Continuing the
anti-social mood is fun especially after a long period of quiescence.
I’m damn sure
someone in this whole universe must have coated his/her enemies’ birthday cake
with kerosene or a similar inflammable material. Or at least thought of
something similar. I can’t think of a better birthday gift on such an occasion
considering the possibilities of the birthday knife being very clichéd. Gagging
with a large cake piece is another option, but it sounds more delicious than
dangerous.
There are 2
lizards that live just outside my room near some weird plants whose existence I
never understood.
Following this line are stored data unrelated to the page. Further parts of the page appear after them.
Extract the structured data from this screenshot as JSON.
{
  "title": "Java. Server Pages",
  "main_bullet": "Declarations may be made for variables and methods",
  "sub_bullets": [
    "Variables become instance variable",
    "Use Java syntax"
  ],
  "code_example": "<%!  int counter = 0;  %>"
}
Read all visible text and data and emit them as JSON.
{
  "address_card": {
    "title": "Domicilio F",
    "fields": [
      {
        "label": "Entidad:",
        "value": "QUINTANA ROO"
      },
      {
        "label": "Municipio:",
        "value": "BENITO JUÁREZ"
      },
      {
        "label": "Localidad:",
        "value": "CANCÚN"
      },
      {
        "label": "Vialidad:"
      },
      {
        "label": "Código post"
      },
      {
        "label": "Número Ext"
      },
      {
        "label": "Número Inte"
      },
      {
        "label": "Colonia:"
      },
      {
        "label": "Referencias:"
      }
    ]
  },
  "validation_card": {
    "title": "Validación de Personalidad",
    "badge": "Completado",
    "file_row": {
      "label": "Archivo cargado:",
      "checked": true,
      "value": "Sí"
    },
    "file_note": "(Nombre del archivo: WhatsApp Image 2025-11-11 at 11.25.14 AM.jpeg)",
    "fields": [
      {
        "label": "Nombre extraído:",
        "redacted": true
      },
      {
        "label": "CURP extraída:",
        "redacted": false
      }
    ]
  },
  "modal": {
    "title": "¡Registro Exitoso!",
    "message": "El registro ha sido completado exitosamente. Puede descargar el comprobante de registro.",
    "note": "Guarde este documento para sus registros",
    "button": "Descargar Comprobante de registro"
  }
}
Luckily for me, their progeny (who are actually large in
number; how promiscuous lizards can get!) have migrated to our neighbour’s and
probably giving them a tough time.
Some people
deserve lizards pushed down their throats, right? Well, this excludes people
who love eating them. Another way of getting even with people is infesting
their bath towels with ticks and mites. While these experiments seem to involve
a lot of wild life, hot coffee is something easily available. Ask your enemy to
hold the cup with one hand and you must start pouring the coffee from above. Obviously,
you should not pour into the cup, duh.
If you can think
of more anti-social messages, please let me know. There are more smart asses
around me than the number of ideas I have.
Meanwhile, make
sure your optic nerves are not getting divorced. Lawyers are expensive these
days.
1 comment:
'Your optic nerves are not getting divorced'... Hilarious!
But seriously, the drama, it has to stop.